These days questions to the Minister for the Olympics immediately follow DCMS questions.
Mark Harper and Humfrey Malins both asked about shooting:
"Mr. Mark Harper (Forest of Dean) (Con): What her latest estimate is of expenditure on the London 2012 Olympics, and if she will make a statement. 
Mr. Harper: I thank the Minister for that answer. Now that the Olympic Delivery Authority has decided that Woolwich is to be the site for shooting events at the Olympics, will she arrange for the KPMG report on the venues to be published in full? I know that it has been published, but only with all the rather interesting financial information missed out, and British shooting does not feel that it has been given a fair crack of the whip. Will she therefore arrange for that report to be published in full and placed in the Library of the House?
Tessa Jowell: The hon. Gentleman will be aware that I met the advocates for the Bisley case very particularly, as I also met the advocates for other venues, and the Olympic Board confirmed its decision at its last meeting. It is certainly my intention to publish the KPMG report once the issues of commercial sensitivity have passed and the relevant negotiations have been completed."
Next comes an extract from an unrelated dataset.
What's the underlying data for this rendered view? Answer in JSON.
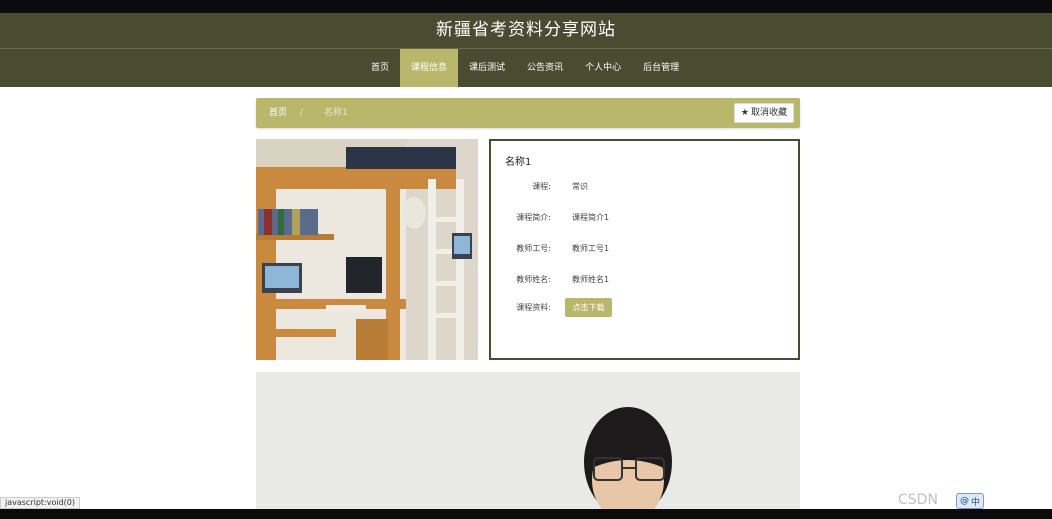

"Mr. Humfrey Malins (Woking) (Con): On the subject of shooting, we all know that one of the factors in choosing Woolwich was cost, so will the Minister today tell us the cost estimate for staging the shooting at Woolwich, and for staging it at Bisley?
Tessa Jowell: No, not today; I shall do so once the negotiations, which are inevitably sensitive, are concluded. I know of the hon. Gentleman’s great concerns about Bisley, and his advocacy for it. He will understand that there were two factors that led the Olympic Board to conclude that Woolwich should be the preferred venue for shooting. The first was on the grounds of cost, to which he referred. The second was certainty, the judgment being that, at this stage, Bisley simply involved too much risk, in terms of delivering an acceptable venue."
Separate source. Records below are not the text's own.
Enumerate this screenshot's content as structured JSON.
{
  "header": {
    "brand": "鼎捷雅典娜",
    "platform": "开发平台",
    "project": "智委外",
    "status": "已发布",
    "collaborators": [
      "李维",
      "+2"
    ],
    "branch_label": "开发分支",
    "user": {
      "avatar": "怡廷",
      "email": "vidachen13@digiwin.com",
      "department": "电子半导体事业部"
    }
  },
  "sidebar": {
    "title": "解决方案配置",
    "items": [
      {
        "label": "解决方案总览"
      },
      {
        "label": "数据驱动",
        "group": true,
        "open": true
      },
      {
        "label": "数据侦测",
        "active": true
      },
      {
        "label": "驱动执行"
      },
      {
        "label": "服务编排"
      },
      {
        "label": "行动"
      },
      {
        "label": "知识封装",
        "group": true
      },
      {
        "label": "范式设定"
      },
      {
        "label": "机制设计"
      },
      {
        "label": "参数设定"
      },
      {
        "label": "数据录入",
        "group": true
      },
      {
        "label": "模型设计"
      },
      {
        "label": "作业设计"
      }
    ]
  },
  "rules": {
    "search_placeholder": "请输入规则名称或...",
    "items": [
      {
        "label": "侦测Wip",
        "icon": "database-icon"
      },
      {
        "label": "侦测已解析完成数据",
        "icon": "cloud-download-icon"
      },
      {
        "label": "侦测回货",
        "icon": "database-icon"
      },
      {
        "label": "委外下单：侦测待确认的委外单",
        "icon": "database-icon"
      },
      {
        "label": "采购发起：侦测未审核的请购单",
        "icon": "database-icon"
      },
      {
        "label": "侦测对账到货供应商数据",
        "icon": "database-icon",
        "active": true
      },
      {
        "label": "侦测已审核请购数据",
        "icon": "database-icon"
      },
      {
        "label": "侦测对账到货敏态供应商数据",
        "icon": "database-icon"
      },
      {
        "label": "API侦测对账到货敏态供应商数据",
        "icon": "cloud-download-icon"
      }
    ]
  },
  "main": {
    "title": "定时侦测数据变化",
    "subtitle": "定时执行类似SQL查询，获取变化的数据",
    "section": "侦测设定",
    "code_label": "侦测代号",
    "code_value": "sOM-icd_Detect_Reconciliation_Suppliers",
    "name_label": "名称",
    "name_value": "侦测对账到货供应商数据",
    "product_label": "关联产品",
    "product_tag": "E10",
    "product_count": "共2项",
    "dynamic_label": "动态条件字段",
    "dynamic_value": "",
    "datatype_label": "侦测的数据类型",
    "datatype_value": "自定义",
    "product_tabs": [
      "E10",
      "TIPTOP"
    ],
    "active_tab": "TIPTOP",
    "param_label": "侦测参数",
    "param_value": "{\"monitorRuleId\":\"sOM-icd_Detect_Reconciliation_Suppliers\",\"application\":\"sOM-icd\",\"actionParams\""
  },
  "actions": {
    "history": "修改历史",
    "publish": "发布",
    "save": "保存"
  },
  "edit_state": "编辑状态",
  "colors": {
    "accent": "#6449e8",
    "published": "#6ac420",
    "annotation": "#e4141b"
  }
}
Wellinborough's Peter Bone asked about the future use of the stadium:
"Mr. Peter Bone (Wellingborough) (Con): What plans she has for the legacy use of Olympics sporting venues by young people. 
Tessa Jowell: The Olympics sporting venues in east London and around the UK will be available for use after the Olympics in a way that involves residents of all levels of ability, from starters to elite athletes. That is a fundamental aspect of the Olympic legacy ambition.
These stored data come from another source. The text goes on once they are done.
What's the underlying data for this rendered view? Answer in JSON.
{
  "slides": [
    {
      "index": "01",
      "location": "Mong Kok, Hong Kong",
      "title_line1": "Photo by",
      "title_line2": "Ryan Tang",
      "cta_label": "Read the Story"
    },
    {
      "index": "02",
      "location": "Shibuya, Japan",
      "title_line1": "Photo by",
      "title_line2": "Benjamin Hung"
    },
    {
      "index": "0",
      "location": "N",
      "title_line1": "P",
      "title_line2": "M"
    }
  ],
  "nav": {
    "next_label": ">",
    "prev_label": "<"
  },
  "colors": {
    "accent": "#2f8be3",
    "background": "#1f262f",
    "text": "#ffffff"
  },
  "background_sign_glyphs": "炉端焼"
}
The legacy business plans being prepared for the sports venues—including the stadium in the park, the aquatics centre and the velodrome and velopark—have the provision of affordable access for young people at their heart. Some 500,000 visits a year are anticipated for the aquatics centre, of which more than 100,000 will be use by schools for swimming lessons.
The stadium will include, in addition to a 25,000-seat, International Association of Athletics Federations-compliant athletics facility, provision for a school and a sports academy, providing skills training focused on the 18 to 24 age group. Central to that is the affordability of entrance. I remember my hon. Friend the Member for Hackney, North and Stoke Newington (Ms Abbott)—who is no longer in her place—making the point some years ago that the legacy will mean nothing if the facilities cannot be afforded by people who live in the area. I absolutely and wholeheartedly endorse that point, and we are working to ensure that that promise is delivered.
Tessa Jowell: The question of an anchor tenant is a bit of an obsession— [ Interruption. ] It is a misguided obsession, because we already have a commitment to a school, so that between 300 and 400 young people will attend school at the Olympic stadium and legacy every day. Hundreds of young people will use the stadium as the base for their skills learning and development. It will be a base for the English Institute of Sport, and it will host major athletics events. Although there will be a management structure, there will be not a single anchor tenant—on the basis of present negotiation—but a wide range of central sporting interests that will ensure that it is a living stadium, used every day of the year."
Shadow Work & Pensions Minister Andrew Selous was also concerned about legacy:
"Will the Minister give the House a little more detail of what practical action is being taken now to ensure that these expensive venues have a long-lasting legacy for all the people of London and beyond in future years?
Tessa Jowell: I can give the hon. Gentleman a lot of practical information about that, including the way in which, in several instances such as the aquatics centre, the designs have been amended—sometimes at additional cost—to ensure that they can be properly adapted for community use after the games have finished. Extra money is being spent on the velodrome which will be the best and fastest in the world. I have also outlined specific proposals for the Olympic stadium. No city has ever been this advanced before in planning the legacy use of its Olympic venues and honouring its commitment to young people, who will be the principal beneficiaries."
I don't think Tessa Jowell should be quite so complacent. The future use of Olympic Stadium matters a great deal, and will be symbolic of the Games' success in creating a legacy. Certainly it must be not be sold at a knockdown price to a football club.